When enabled, it will work in the same way slow query tracing does besides
that it will omit recording all the tracing events. So that it will not
populate data to the system_traces.events table but it will populate
trace session records for slow queries to all the rest: system_traces.sessions,
system_traces.node_slow_log, etc.
Other tracing modes work as usual with that mode enabled.
How to enable and configure¶
By default fast slow query logging is disabled.
There is a REST API that allows configuring and querying the current configuration of this feature.
To request current state of the tracing run:
$ curl http://<node address>:10000/storage_service/slow_query
{"enable": false, "ttl": 86400, "threshold": 500000, "fast": false}
To enable fast slow query tracing run:
$ curl --request POST --header "Content-Type: application/json" --header "Accept: application/json" "http://<node address>:10000/storage_service/slow_query?enable=true&fast=true"
Normal slow query tracing can be enabled with:
$ curl --request POST --header "Content-Type: application/json" --header "Accept: application/json" "http://<node address>:10000/storage_service/slow_query?enable=true&fast=false"
Implementation details¶
Implementation introduces tracing._ignore_trace_events flag inside
of the global sharded tracing service to track current tracing state.
REST API calls tracing.set_ignore_trace_events() to modify its value.
tracing.create_session verifies if the trace_state is not a full_tracing
request and tracing._ignore_trace_events is enabled than we can commit
into omitting all the unnecessary data during tracing session.
Tracing session tracks tracing state by the means of trace_state_props::ignore_events
that is kept in trace_state._state_props.
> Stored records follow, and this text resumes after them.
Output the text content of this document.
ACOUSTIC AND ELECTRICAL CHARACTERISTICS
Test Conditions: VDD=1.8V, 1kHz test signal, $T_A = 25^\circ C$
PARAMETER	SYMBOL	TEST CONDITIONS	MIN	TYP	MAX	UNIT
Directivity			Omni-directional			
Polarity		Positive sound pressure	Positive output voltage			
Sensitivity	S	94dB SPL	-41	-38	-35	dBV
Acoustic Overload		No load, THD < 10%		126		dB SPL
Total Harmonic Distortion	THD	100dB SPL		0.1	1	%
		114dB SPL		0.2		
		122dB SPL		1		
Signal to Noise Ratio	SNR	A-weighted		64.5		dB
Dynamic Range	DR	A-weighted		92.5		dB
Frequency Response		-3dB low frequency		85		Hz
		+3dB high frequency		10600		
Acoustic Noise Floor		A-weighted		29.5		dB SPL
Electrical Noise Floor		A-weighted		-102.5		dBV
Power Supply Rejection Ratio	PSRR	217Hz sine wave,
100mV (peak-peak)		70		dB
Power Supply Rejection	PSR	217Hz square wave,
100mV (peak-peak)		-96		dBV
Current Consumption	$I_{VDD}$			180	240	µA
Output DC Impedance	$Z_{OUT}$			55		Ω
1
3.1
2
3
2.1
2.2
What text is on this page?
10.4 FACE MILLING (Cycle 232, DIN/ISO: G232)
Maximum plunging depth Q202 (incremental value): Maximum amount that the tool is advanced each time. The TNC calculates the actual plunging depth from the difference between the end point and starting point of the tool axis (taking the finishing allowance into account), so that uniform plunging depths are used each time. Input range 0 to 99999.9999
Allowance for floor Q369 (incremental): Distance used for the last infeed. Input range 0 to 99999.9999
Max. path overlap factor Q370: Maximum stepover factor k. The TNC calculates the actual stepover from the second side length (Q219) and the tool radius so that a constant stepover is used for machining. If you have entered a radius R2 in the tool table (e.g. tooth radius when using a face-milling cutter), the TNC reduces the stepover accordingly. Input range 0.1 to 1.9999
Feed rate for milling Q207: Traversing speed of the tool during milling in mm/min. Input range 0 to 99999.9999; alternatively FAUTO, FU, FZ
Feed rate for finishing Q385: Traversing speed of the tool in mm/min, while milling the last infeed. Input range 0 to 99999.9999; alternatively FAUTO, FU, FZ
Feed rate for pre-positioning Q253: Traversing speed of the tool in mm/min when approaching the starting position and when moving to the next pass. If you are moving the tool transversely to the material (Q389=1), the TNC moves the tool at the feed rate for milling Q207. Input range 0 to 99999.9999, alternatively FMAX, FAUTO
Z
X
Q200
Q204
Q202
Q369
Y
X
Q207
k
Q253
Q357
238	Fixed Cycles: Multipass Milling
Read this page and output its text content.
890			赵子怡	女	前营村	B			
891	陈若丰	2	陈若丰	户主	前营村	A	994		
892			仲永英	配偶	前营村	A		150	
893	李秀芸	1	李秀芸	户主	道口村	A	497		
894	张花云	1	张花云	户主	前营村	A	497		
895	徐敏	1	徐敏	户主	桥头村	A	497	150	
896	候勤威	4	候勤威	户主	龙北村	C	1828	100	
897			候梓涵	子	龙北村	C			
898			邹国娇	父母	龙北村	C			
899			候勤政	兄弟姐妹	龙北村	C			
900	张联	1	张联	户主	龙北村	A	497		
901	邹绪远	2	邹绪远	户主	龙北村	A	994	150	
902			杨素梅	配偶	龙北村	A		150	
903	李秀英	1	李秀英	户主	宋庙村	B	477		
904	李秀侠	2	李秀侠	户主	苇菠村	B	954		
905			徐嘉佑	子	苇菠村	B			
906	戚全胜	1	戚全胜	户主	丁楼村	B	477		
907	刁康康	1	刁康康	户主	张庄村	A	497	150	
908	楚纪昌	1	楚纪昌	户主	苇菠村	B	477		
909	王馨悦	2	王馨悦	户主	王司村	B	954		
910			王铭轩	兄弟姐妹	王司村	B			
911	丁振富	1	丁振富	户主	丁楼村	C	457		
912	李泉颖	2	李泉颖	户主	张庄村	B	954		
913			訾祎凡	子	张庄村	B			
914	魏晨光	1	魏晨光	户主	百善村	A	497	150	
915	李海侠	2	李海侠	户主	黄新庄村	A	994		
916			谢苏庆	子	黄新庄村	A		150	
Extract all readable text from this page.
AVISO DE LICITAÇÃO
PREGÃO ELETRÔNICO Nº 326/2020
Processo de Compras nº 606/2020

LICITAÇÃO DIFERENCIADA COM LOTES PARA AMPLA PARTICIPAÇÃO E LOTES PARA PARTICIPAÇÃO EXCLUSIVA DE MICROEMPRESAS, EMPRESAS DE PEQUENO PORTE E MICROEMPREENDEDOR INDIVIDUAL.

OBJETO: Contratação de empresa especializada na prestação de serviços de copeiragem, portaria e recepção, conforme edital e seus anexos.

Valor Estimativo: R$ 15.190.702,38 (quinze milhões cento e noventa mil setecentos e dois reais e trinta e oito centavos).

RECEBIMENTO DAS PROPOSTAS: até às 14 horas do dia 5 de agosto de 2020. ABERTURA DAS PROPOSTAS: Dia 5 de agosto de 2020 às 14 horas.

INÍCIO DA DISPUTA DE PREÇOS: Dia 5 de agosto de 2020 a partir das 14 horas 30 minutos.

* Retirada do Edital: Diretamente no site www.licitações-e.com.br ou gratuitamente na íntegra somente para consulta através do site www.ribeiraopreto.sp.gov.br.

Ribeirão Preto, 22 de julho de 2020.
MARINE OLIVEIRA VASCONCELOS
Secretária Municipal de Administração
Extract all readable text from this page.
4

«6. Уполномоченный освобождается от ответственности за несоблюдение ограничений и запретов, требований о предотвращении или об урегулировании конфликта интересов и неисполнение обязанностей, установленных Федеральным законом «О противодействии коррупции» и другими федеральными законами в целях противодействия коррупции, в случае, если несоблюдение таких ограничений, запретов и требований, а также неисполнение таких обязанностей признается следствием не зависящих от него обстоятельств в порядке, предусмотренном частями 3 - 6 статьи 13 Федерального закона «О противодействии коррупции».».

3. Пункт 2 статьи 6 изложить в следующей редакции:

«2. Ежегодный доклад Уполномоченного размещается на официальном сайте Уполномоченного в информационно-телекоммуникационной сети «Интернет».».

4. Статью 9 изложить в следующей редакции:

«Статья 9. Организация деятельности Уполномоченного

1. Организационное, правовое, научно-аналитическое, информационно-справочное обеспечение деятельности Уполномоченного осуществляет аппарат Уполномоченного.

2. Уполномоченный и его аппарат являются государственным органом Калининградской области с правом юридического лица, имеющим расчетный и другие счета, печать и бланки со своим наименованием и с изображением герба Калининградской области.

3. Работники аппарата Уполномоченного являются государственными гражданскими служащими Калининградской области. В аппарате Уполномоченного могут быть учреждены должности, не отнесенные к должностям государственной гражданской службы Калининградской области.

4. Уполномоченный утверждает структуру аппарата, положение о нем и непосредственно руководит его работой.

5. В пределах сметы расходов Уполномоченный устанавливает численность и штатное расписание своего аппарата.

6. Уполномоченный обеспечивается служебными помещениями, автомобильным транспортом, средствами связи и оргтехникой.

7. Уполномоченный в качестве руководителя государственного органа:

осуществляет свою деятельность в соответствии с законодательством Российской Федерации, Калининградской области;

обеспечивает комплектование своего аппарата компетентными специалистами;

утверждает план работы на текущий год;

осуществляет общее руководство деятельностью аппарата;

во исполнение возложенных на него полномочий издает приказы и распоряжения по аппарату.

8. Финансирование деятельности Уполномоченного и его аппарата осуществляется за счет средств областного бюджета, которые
In its turn tracing::make_trace_info
does not create trace_info objects to prevent tracing of sub-events
if tracing session has trace_state_props::ignore_events mode enabled.
Performance¶
We have found out that the fast slow queries tracing implies about 10 times less overhead on the requests processing than the normal slow query tracing in the best case hot path (100% cache hit rate prepared statements reads of a single row on 100% util shard).
In real production workloads we expect the effects to be almost completely invisible.
How to get query traces?¶
Each query tracing session gets a unique ID - session_id, which serves as a partition key for system_traces.sessions and system_traces.events tables.
Once one has this key the rest is trivial: SELECT * FROM system_traces.events WHERE session_id=<value>.
If we invoke tracing from the cqlsh using a TRACING ON command the session_id is printed with traces themselves and one can easily grab it
and get the same traces later if needed using the query above.
If tracing was enabled using probabilistic tracing or with slow query log features (both described above) then one should use
time based index tables: system_traces.sessions_time_idx and system_traces.node_slow_log_time_idx.
These indexes allow getting session_ids of all tracing sessions that were recorded in a specific time period.
For instance, to get session_ids of all tracing sessions that started between 2016-09-07 16:56:30-0000 and 2016-09-07 16:58:00-0000 one may run the following query:
SELECT session_id from system_traces.sessions_time_idx where minutes in ('2016-09-07 16:56:00-0000','2016-09-07 16:57:00-0000','2016-09-07 16:58:00-0000') and started_at > '2016-09-07 16:56:30-0000'
system_traces.node_slow_log_time_idxcontains entries that correspond to queries traced only in the context of slow query logging.system_traces.sessions_time_idxcontains entries for all traced queries.
Index tables’ schemas are as follows:¶
CREATE TABLE system_traces.sessions_time_idx (
minute timestamp,
started_at timestamp,
session_id uuid,
PRIMARY KEY (minute, started_at, session_id))
CREATE TABLE system_traces.node_slow_log_time_idx (
minute timestamp,
started_at timestamp,
session_id uuid,
start_time timeuuid,
node_ip inet,
shard int,
PRIMARY KEY (minute, started_at, session_id))
As you may notice each system_traces.node_slow_log_time_idx record contains system_traces.sessions, system_traces.events and system_traces.node_slow_log keys allowing to get the corresponding entries from each of these tables.